La proteina del checkpoint immunitario indoleamina 2,3-diossigenasi (IDO) è altamente espressa nei tumori e può inibire la proliferazione delle cellule T effettrici e indurre l'espansione delle cellule T regolatorie (Treg) catalizzando il triptofano (Trp) in chinurenina (Kyn) , presentandosi così come un attraente bersaglio immunoterapeutico per alleviare il microambiente immunosoppressivo8,9. Studi recenti hanno suggerito che l'inibitore competitivo specifico dell'IDO, ovvero l'1-metiltriptofano (1-MT), potrebbe alleviare efficacemente l'evasione immunitaria10,11,12. Tuttavia, è stata dimostrata una modesta immunità antitumorale per la monoterapia con blocco IDO a causa dell'insufficiente presentazione dell'antigene e della risposta immunitaria13. Pertanto, la combinazione dell’immunoterapia con blocco IDO mediata da 1-MT e della fame/ossidazione attivata da GOx può essere una strategia fattibile contro i tumori con una forte risposta immunitaria e una debole resistenza immunitaria.

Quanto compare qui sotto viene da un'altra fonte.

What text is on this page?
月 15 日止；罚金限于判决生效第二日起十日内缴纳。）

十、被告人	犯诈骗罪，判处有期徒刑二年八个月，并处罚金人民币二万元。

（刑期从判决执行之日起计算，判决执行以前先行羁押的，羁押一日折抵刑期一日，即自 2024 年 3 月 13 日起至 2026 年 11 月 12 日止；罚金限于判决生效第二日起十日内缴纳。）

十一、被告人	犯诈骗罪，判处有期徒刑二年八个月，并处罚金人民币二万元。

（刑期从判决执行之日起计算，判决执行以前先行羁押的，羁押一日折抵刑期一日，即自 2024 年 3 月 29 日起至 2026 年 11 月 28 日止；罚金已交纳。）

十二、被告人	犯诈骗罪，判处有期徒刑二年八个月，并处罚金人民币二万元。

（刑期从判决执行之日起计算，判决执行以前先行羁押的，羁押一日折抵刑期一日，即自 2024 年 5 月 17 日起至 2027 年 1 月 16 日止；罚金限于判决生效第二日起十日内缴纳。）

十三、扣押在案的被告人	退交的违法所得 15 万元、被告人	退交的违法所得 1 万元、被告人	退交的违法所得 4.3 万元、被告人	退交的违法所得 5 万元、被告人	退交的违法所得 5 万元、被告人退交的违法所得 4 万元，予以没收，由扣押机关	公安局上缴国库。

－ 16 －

Poiché la scarsa biodisponibilità e la rapida inattivazione di GOx e le barriere biologiche sequenziali determinano una penetrazione limitata del tumore e una bassa endocitosi, la costruzione di nanosistemi multifunzionali per un trasferimento efficiente di GOx e 1-MT nei tumori è cruciale per migliorare l'efficacia della terapia14,15. Da un lato, i nanoreattori basati su struttura metallo-organica (MOF) che combinano i vantaggi dei MOF (ad esempio, elevata capacità di carico e buona fedeltà degli enzimi) e dei nanoreattori (ad esempio, spazio di reazione limitato per gli enzimi) sono stati proposti come veicoli ideali16,17 , grazie all'efficiente co-consegna degli enzimi biologici non tossici (ad esempio, GOx) e 1-MT ai tumori. Pertanto, il rilascio del carico in situ e la catalisi del substrato (ad esempio, glucosio) portano alla generazione di specie tossiche (ad esempio, H2O2) con migliore biodisponibilità ed efficacia terapeutica. D'altra parte, la strategia di modifica delle dimensioni/carica attivata dal microambiente tumorale può superare queste barriere biologiche, portando a una migliore efficienza di somministrazione e a un effetto terapeutico18,19. Pertanto, i nanoreattori basati su MOF con caratteristiche variabili di dimensione/carica rappresentano un nanosistema appropriato per potenziare la risposta immunitaria antitumorale attraverso l'immunoterapia combinata fame/ossidazione con blocco IDO.